# How to Define the Data Display Mode in R

A ggplot2 geom in R tells the plot how you want to display your data. For example, you use geom_bar() to make a bar chart. In ggplot2, you can use a variety of predefined geoms to make standard types of plot.

A geom defines the layout of a ggplot2 layer. For example, there are geoms to create bar charts, scatterplots, and line diagrams (as well as a variety of other plots).

Each geom has a default stat, and each stat has a default geom. In practice, you have to specify only one of these.

Geom | Description | Default Stat |
---|---|---|

geom_bar() | Bar chart | stat_bin() |

geom_point() | Scatterplot | stat_identity() |

geom_line() | Line diagram, connecting observations in ordered by
x-value |
stat_identity() |

geom_boxplot | Box-and-whisker plot | stat_boxplot() |

geom_path | Line diagram, connecting observations in original order | stat_identity() |

geom_smooth | Add a smoothed conditioned mean | stat_smooth() |

geom_histogram | An alias for geom_bar() and stat_bin() | stat_bin() |

## How to create a bar chart using ggplot2 in R

To make a bar chart you use the geom_bar() function. However, note that the default stat is stat_bin(), which is used to cut your data into bins. Thus, the default behavior of geom_bar() is to create a histogram.

For example, to create a histogram of the depth of earthquakes in the quakes dataset, you do the following:

> ggplot(quakes, aes(x=depth)) + geom_bar() > ggplot(quakes, aes(x=depth)) + geom_bar(binwidth=50)

Notice that your mapping defines only the *x*-axis variable (in this case, quakes$depth). A useful argument to geom_bar() is binwidth, which controls the size of the bins that your data is cut into.

So, if geom_bar() makes a histogram by default, how do you make a bar chart? The answer is that you first have to aggregate your data, and then specify the argument stat="identity" in your call to geom_bar().

In the next example, you use aggregate() to calculate the number of quakes at different depth strata:

> quakes.agg <- aggregate(mag ~ round(depth, -1), data=quakes, + FUN=length) > names(quakes.agg) <- c("depth", "mag")

Now you can plot the object quakes.agg with geom_bar(stat="identity"):

> ggplot(quakes.agg, aes(x=depth, y=mag)) + + geom_bar(stat="identity")

In summary, you can use geom_bar() to create a histogram and let ggplot2 summarize your data, or you can pre-summarize your data and then use stat="identity" to plot a bar chart.

## How to make a scatterplot in ggplot2

To create a scatterplot, you use the geom_point() function. A scatterplot creates points (or sometimes bubbles or other symbols) on your chart.

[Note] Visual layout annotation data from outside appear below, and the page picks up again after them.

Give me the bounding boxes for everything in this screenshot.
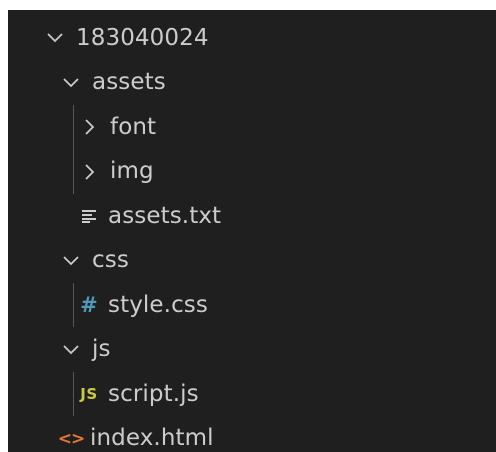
chevron-right-icon	[78, 161, 100, 183]
js-file-icon: JS	[80, 385, 98, 404]
tree-item-label: img	[110, 158, 154, 185]
tree-folder-assets[interactable]: assets	[8, 61, 496, 106]
chevron-down-icon	[60, 339, 82, 361]
tree-file-style-css[interactable]: # style.css	[8, 283, 496, 328]
file-explorer-panel: 183040024 assets font img assets.txt css…	[8, 10, 496, 452]
tree-item-label: assets.txt	[108, 202, 222, 229]
text-file-icon	[78, 205, 100, 227]
tree-item-label: 183040024	[76, 24, 209, 51]
tree-item-label: font	[110, 113, 157, 140]
chevron-down-icon	[60, 72, 82, 94]
tree-item-label: index.html	[90, 425, 214, 452]
tree-folder-css[interactable]: css	[8, 239, 496, 284]
tree-item-label: js	[92, 336, 111, 363]
tree-file-assets-txt[interactable]: assets.txt	[8, 194, 496, 239]
html-file-icon: <>	[57, 428, 86, 449]
tree-folder-font[interactable]: font	[8, 105, 496, 150]
css-file-icon: #	[80, 293, 98, 318]
file-tree: 183040024 assets font img assets.txt css…	[8, 16, 496, 452]
chevron-right-icon	[78, 116, 100, 138]
tree-item-label: assets	[92, 69, 166, 96]
tree-folder-183040024[interactable]: 183040024	[8, 16, 496, 61]
tree-item-label: css	[92, 247, 129, 274]
tree-item-label: script.js	[108, 380, 199, 407]
tree-file-index-html[interactable]: <> index.html	[8, 417, 496, 452]
tree-file-script-js[interactable]: JS script.js	[8, 372, 496, 417]
tree-item-label: style.css	[108, 291, 208, 318]
chevron-down-icon	[60, 250, 82, 272]
tree-folder-img[interactable]: img	[8, 150, 496, 195]
chevron-down-icon	[44, 27, 66, 49]
tree-folder-js[interactable]: js	[8, 328, 496, 373]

Each point corresponds to an observation in your data.

You’ve probably seen or created this type of graphic a million times, so you already know that scatterplots use the Cartesian coordinate system, where one variable is mapped to the *x*-axis and a second variable is mapped to the *y*-axis.

In exactly the same way, in ggplot2 you create a mapping between *x*-axis and *y*-axis variables. So, to create a plot of the quakes data, you map quakes$long to the *x*-axis and quakes$lat to the *y*-axis:

> ggplot(quakes, aes(x=long, y=lat)) + geom_point()

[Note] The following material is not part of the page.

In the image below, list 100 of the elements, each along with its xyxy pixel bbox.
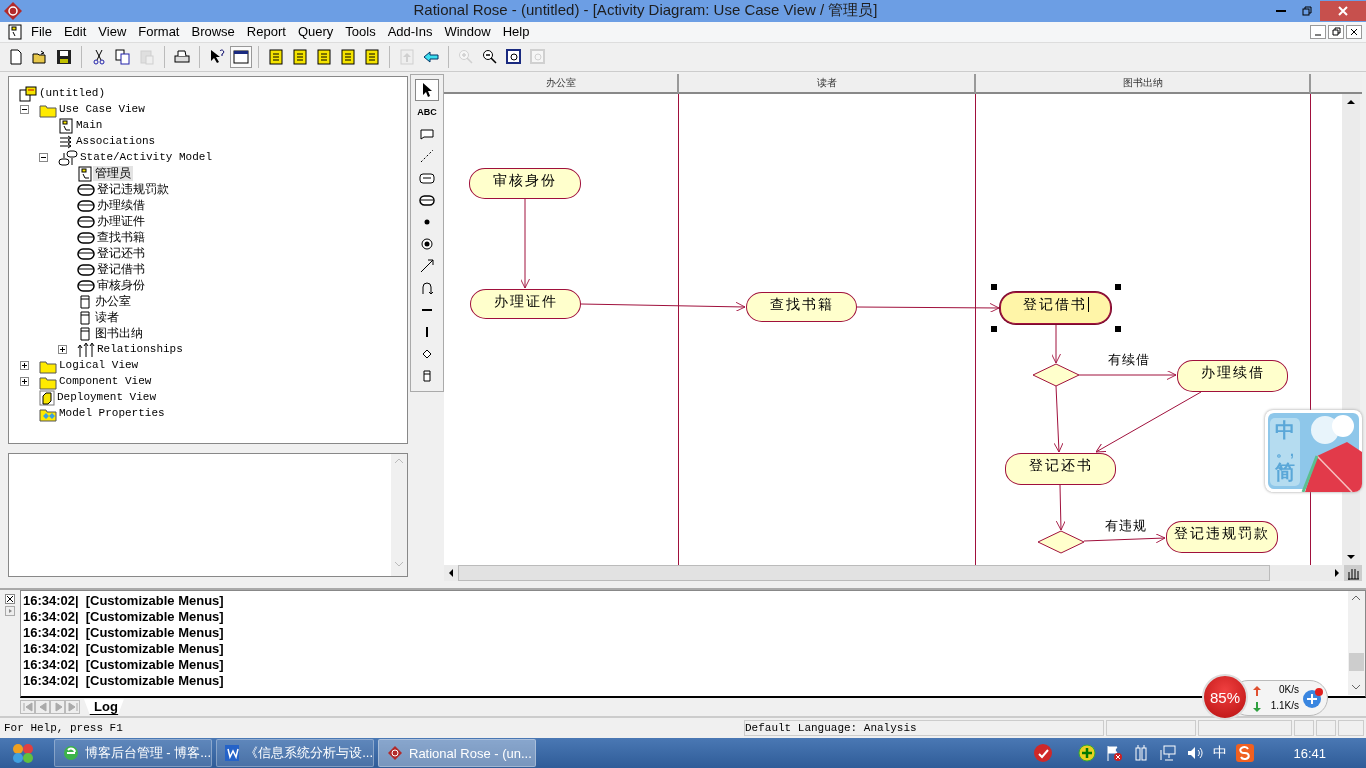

## How to create ggplot2 line charts

To create a line chart, you use the geom_line() function. You use this function in a very similar way to geom_point(), with the difference that geom_line() draws a line between consecutive points in your data.

This type of chart is useful for time series data in data frames, such as the population data in the built-in dataset longley. To create a line chart of unemployment figures, you use the following:

> ggplot(longley, aes(x=Year, y=Unemployed)) + geom_line()